Last week's 2021 NZ Economics Forum at Waikato University was rather good, and the whole thing was livestreamed.
You can catch video replays of the talks here.
I particularly recommend:
- John Gibson going through how differences in economic structure (like the size of the service sector) affected economic performance through the pandemic;
- Alan Bollard on difficulties of getting infrastructure built under current consenting rules;
- My colleague Matt Burgess on the merits of the Emissions Trading Scheme;
- Sharon Zollner on the economic state of play and risks inherent in growing leverage.
- Bill English's after-dinner talk was absolutely superb, but was not recorded. Sorry.
The talks I haven't linked haven't yet been broken out by the conference organisers; they're in the full-day video.

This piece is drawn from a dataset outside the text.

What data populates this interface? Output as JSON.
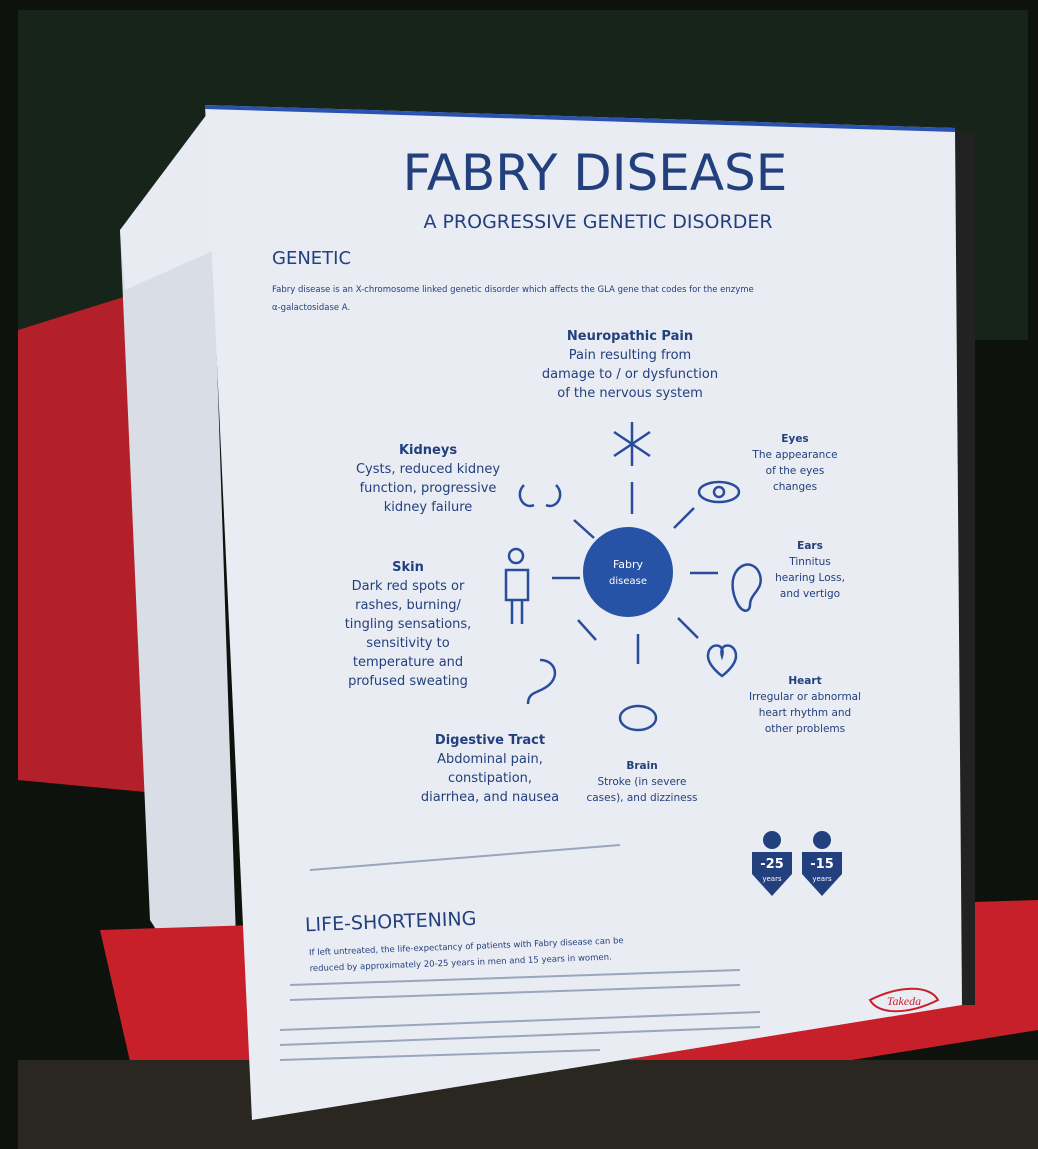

There are a few more that you might want to catch because they give a worrying insight into what's going on in some of the agencies:
- MBIE Chief Economist Donna Purdue is rather taken with Mariana Mazzucato's vision of an entrepreneurial state. Here's Alberto Mingardi's critique of that work. Here's Deirdre McCloskey's book on it with Alberto Mingardi. Here's McCloskey and Mingardi's column on their book. The Ministry of Everything seems to want to be the Ministry of Everything. It's a worry.
- Vicky Robertson from MfE on their take on Net Zero. Unfortunately, her video link in from Wellington was shaky, so she was unable to answer my question about whether they've looked at all at carbon dividends instead of tacking a pile of regulatory measures on top of the ETS.
The panel session I was in is here:
Kudos to the conference organisers. Academic conferences are often a bit of a shambles as compared to corporate ones, but this one wasn't - despite changing alert levels and consequent shifts to some presentations by Zoom.